Wales' 20mph speed limit: Black box error halts teen's insurance
A driver's car insurance was suspended due to a computer error that read the speed limit on 60mph roads as 20mph.
Connor Davies, 17, from Penrhyncoch, Ceredigion, said the black box monitor in his car started incorrectly triggering dangerous driving alerts.
Wales switched its default 30mph speed limits to 20mph on 17 September.
Sterling Insurance said it suspended Connor's cover for four days but has reinstated his policy and apologised for the "technical issue".
"It was very frustrating," Connor said, "like what I was saying wasn't the truth".
Connor's mum Angela was also getting the notifications and said she told him to "take it down a bit", thinking he was accelerating too quickly as a new driver, having only passed his test three weeks earlier.
"But Connor said 'I haven't been speeding'," she added.
Connor tried a different route on his nine-mile drive to work as an upholstery apprentice, but the "unacceptable driving" alerts kept pouring in.
Finally he took his dad in the car to show him that driving 32mph through a 40mph zone still resulted in a speed warning.
When the comprehensive part of his cover was suspended on Friday for all the speeding alerts, Connor took a day off work to call the company and try to find a solution.
Angela said her son was being "punished for something he hadn't done".
Sterling Insurance made Angela and her son go to the locations of his alleged speeding infractions and take pictures of the road signs next to a digital map on a phone.
Connor's sister, the model and social media influencer Jess Davies, even posted details of her little brother's dilemma to her 167,000 followers on X, formerly known as Twitter.
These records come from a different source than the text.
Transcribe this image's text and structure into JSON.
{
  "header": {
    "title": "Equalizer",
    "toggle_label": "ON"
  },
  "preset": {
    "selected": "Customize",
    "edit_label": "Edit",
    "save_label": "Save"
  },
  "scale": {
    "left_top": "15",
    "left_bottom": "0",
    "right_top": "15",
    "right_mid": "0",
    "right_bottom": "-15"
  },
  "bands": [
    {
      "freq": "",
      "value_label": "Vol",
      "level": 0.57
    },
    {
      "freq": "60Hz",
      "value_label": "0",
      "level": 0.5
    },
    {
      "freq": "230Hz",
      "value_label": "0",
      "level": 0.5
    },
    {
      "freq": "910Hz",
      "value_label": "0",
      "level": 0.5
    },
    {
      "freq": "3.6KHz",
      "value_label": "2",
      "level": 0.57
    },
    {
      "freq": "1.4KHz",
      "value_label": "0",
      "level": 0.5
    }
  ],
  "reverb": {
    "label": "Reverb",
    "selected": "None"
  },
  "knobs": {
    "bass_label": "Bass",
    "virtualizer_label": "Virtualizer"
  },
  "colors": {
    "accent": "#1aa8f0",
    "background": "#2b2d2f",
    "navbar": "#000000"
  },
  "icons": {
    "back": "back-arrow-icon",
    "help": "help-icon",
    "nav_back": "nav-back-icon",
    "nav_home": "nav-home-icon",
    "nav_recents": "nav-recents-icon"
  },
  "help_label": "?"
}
My little brother has a black box in his car and his insurance VOIDED his car policy yesterday for continuously speeding. But he had not. Turns out the black box company has BLANKETED 20mph zones across Wales, including roads that are 60mph 🤦♀️
— Jess Davies (@_JessicaDavies) November 4, 2023
Sterling Insurance admitted the error, saying in a statement: "The national database had changed the speed limit of a number of roads in his local area across the last four days and a technological issue meant it hadn't been updated on the Fluxscore app when the journey was completed.
"The information has now been updated, the driver's suspension has been lifted and we would like to apologise for any inconvenience caused."
The firm called it an "isolated incident", and said it had no further reports of customers in Wales being affected.